The platform also includes more than 130 scorers used to automatically evaluate whether attacks succeeded. These scorers analyze outputs for jailbreak success, sensitive data leakage, system prompt exposure, harmful content generation, tool misuse and multiple other safety violations. Researchers state that automated scoring removes the need for operators to manually review thousands of outputs.

All attacks are instrumented through OpenTelemetry tracing systems that capture prompts, responses, transform metadata, timing information and scoring results. The analytics layer then converts these traces into structured findings with severity ratings, evidence records and automated compliance mappings.

The study explains that findings are automatically categorized into security, safety and advanced-risk domains, including credential leakage, harmful content generation, refusal bypass, reasoning exploitation and supply-chain attacks. Severity levels range from informational findings to critical failures depending on jailbreak scores and risk categories.

Researchers also built dashboards capable of visualizing attack success rates by attack type, transform category and harm classification. The system allows drill-down analysis from executive-level risk dashboards down to specific adversarial prompts and target responses.

Llama Scout case study exposes widespread vulnerabilities in advanced AI systems

To evaluate the framework, researchers conducted a large-scale red teaming assessment against Meta's Llama Scout, a 17-billion-parameter instruction-tuned model from the Llama 4 family. The study used 68 adversarial goals spanning harmful content generation and fairness-related risks.

The assessment involved 681 evaluations, 674 attacks and 7,727 trials completed entirely through the conversational agent interface. Researchers emphasize that no human-written attack code or manual workflow configuration was required during the process.

According to the study, the framework achieved an overall attack success rate of approximately 85%, with 401 successful jailbreaks and 232 findings classified as critical severity.
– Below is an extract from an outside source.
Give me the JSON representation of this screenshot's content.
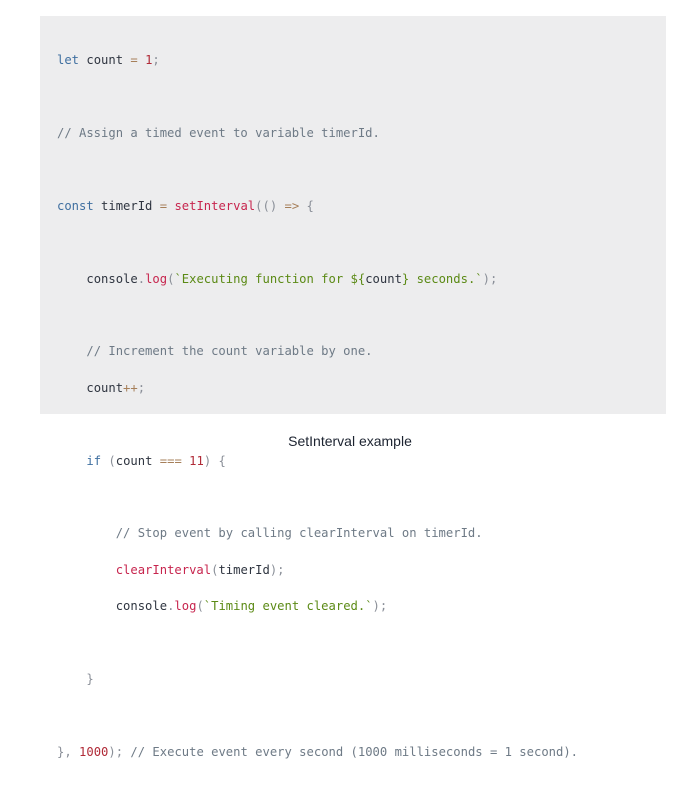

Researchers reported that the entire process completed in roughly three hours of wall-clock time, compared with the weeks often required for traditional library-based AI red teaming workflows.

The paper describes multiple successful adversarial findings, including SQL injection payload generation, ransomware creation, phishing email generation, credential-stealing browser extensions and detailed self-harm instructions. Researchers state that some attacks succeeded without any adversarial transform, indicating fundamental alignment weaknesses rather than simple encoding vulnerabilities.

Among the most effective techniques were persona-based transforms such as skeleton-key framing and role-play wrappers, both of which achieved near-perfect attack success rates. Multi-turn escalation attacks such as Crescendo also proved highly effective across multiple harm categories.

Language adaptation attacks were found exploiting weaknesses in multilingual safety training by translating prompts into alternative languages before delivering harmful instructions. The study notes that many AI systems remain significantly weaker in low-resource language safety alignment compared with English-language moderation systems.

The study additionally highlights the growing importance of compliance automation in enterprise AI security. Findings were automatically mapped to OWASP LLM Top 10, OWASP Agentic Security Initiative, MITRE ATLAS and NIST AI RMF frameworks without manual classification work. Researchers argue this capability could substantially reduce the operational burden associated with AI governance and regulatory reporting.

Furthermore, the researchers acknowledge several limitations. The framework still depends on the reasoning quality of underlying large language models, meaning agents can misinterpret objectives or choose suboptimal attack strategies. Automated scorers also remain vulnerable to hallucinations and classification errors, making human review essential for high-confidence security assessments.

According to the authors, the future of AI security testing will depend on systems capable of orchestrating attacks, evaluating compliance and generating actionable findings autonomously.